AUBURN, Ala. --When Zeke Pike was arrested late last weekend for public intoxication and subsequently left Auburn to head home to Kentucky for the rest of the summer, the news didn't exactly shake the Plains.
Pike's mishaps made news to be sure, but the surprise factor barely registered a blip on the Richter scale given the young quarterback's history.
Ever since the Dixie Heights )Ky.) High product committed to Auburn in April 2011, Pike's run-ins with authority have come at a pretty consistent pace.
Pike was ejected from a 7-on-7 tournament for throwing a ball at a referee last summer. He sat out the first game of the Dixie Heights season for getting ejected in a playoff game as a junior.
He never made it to the playoffs as a senior. Before Dixie Heights could make its first appearance, Pike, along with a couple of teammates was suspended for an undisclosed violation of team rules, a suspension that reports from WCPO, a Kentucky TV station, suggested was levied for the use of synthetic marijuana.
All of those offenses occurred long before Pike made good on his commitment by enrolling early in January to go through spring practices with the Tigers.
And it begs a simple question: Why did the Tigers keep Pike in the 2012 recruiting class?
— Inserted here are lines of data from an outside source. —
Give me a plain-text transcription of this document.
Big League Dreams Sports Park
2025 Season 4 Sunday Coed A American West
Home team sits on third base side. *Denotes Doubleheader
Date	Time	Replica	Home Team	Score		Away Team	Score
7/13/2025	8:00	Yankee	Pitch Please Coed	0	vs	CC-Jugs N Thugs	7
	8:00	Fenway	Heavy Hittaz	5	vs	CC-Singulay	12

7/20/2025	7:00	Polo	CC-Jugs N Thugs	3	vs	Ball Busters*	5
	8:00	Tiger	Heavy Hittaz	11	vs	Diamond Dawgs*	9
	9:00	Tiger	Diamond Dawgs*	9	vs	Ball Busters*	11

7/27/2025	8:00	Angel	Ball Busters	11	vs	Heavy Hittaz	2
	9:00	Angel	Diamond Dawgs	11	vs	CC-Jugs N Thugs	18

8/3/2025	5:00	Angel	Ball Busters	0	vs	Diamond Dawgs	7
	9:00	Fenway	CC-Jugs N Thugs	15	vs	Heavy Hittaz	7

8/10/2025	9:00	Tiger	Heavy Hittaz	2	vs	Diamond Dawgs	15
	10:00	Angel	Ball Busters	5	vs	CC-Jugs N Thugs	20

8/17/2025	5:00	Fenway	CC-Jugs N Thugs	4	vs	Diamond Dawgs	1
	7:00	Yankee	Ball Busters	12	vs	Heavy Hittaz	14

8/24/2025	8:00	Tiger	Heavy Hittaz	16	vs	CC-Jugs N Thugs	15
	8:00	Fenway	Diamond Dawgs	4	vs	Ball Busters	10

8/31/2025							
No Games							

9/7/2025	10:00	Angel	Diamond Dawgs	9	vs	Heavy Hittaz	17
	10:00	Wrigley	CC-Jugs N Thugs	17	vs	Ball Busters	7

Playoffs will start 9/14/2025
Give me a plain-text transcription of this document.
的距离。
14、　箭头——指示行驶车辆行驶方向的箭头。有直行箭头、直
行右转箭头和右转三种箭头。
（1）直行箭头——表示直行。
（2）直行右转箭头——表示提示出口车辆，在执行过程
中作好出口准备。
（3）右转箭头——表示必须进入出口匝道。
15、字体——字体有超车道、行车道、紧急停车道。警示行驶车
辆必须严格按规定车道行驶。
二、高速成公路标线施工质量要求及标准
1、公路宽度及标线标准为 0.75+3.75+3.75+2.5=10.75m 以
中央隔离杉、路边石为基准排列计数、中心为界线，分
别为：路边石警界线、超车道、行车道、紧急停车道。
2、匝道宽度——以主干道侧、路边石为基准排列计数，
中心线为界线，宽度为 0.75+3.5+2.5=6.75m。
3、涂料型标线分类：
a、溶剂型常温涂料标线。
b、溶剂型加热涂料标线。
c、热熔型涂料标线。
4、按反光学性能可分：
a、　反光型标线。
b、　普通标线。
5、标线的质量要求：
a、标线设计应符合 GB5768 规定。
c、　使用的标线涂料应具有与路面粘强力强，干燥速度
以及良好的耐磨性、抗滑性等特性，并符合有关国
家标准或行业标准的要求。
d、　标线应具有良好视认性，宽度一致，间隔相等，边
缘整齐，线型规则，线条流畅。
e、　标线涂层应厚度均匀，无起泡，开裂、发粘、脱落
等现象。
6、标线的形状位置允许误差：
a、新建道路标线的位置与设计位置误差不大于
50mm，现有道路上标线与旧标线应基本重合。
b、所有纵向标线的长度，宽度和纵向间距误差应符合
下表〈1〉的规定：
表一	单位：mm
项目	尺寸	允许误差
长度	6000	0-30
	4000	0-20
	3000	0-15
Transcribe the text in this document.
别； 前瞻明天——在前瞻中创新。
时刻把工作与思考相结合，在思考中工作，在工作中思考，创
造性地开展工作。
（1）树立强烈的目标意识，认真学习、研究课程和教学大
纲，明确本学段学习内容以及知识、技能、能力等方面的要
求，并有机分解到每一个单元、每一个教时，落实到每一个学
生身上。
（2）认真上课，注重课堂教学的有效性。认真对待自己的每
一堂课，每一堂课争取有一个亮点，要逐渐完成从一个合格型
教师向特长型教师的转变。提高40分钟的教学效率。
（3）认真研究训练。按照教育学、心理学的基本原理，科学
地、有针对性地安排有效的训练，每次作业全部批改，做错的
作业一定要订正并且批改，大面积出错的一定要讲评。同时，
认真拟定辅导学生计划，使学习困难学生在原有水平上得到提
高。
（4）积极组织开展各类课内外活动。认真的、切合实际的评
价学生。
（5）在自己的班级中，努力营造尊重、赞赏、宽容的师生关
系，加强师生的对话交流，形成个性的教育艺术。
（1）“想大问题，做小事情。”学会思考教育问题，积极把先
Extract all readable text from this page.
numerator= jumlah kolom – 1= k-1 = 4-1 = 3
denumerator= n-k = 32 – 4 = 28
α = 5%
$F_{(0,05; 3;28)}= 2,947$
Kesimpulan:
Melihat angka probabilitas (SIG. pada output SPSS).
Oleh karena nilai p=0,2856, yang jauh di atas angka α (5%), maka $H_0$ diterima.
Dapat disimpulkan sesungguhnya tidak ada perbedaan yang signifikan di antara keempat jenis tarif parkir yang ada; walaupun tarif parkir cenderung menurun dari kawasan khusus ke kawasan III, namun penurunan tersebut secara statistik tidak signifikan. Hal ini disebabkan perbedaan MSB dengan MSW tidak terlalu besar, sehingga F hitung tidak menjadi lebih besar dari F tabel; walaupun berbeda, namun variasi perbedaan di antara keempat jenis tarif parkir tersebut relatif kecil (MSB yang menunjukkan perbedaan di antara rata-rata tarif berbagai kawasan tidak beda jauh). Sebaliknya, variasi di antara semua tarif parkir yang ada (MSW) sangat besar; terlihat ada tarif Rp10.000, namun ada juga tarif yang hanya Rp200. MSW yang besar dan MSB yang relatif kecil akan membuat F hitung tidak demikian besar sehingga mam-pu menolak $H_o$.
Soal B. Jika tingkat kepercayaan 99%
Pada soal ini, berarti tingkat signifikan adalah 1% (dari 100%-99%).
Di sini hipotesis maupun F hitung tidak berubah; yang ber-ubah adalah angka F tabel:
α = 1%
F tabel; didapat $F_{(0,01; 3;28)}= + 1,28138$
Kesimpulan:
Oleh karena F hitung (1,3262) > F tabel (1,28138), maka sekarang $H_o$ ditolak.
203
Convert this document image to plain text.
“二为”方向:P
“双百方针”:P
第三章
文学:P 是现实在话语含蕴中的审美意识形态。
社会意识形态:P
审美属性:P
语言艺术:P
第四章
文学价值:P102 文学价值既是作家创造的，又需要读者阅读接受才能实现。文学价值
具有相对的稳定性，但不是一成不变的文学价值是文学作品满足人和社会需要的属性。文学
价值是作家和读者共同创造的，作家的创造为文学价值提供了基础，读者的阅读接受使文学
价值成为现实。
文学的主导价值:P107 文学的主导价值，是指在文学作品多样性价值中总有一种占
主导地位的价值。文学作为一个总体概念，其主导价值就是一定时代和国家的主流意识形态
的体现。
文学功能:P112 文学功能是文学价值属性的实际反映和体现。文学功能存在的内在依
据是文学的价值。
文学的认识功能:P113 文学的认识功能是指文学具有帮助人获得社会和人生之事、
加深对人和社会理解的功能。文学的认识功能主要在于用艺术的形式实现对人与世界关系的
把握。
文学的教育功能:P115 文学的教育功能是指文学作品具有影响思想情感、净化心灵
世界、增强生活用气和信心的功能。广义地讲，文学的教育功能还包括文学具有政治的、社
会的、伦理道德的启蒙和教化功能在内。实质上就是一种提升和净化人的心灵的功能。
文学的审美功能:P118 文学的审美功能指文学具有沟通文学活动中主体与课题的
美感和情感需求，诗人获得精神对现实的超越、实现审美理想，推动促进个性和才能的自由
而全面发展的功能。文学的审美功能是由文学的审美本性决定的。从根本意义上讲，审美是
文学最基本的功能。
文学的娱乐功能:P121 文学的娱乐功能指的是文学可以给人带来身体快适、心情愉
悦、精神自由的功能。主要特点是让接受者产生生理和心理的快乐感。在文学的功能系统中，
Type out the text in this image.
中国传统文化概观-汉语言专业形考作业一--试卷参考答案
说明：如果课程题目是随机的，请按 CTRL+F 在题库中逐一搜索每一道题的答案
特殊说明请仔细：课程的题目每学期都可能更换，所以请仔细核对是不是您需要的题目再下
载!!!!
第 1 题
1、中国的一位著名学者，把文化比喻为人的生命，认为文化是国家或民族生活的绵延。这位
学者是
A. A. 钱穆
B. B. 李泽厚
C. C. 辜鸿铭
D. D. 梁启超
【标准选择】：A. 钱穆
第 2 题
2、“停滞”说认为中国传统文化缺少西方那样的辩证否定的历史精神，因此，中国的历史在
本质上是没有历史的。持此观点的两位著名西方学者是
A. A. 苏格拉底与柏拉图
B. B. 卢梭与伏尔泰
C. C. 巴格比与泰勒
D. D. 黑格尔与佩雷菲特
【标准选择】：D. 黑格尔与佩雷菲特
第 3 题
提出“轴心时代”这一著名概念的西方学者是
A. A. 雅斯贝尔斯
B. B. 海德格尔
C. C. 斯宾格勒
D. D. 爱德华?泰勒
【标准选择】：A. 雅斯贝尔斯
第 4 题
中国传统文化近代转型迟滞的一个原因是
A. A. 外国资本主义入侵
When former offensive coordinator Gus Malzahn started recruiting Pike, he was a five-star recruit, a prospect with prototype size (listed at 6-foot-6, 229 pounds this spring), a big arm and some running ability.
From a football standpoint, signing Pike made perfect sense. Personal issues aside, Pike's enthusiasm for the school also made him a model Auburn commitment. He never wavered. He only got more interested.
But throughout the months leading up to national signing day, there were indicators that Auburn might be less than sold on Pike. Late in the process, the Tigers made a play for five-star Hueytown (Ala.) quarterback Jameis Winston, who eventually signed with Florida State. A few other passers were loosely mentioned.
And then, right before national signing day, Auburn landed Central-Phenix City quarterback Jonathan Wallace, a move that put two quarterbacks in the same class. At the time, Auburn's coaches touted Wallace's signing as a move to offset the early loss of Barrett Trotter.
But maybe Wallace was also brought in as an insurance policy for Pike's behavior. Make no mistake, if the roster only had Kiehl Frazier, Clint Moseley and Pike on scholarship right now, letting Pike head back to Kentucky would have been a much more difficult decision.
Even if it was the right one. Before he signed, Pike was already on a short leash, and now Auburn's coaches seem to be pulling it even tighter. The freshman apparently still has an awful lot of growing up to do.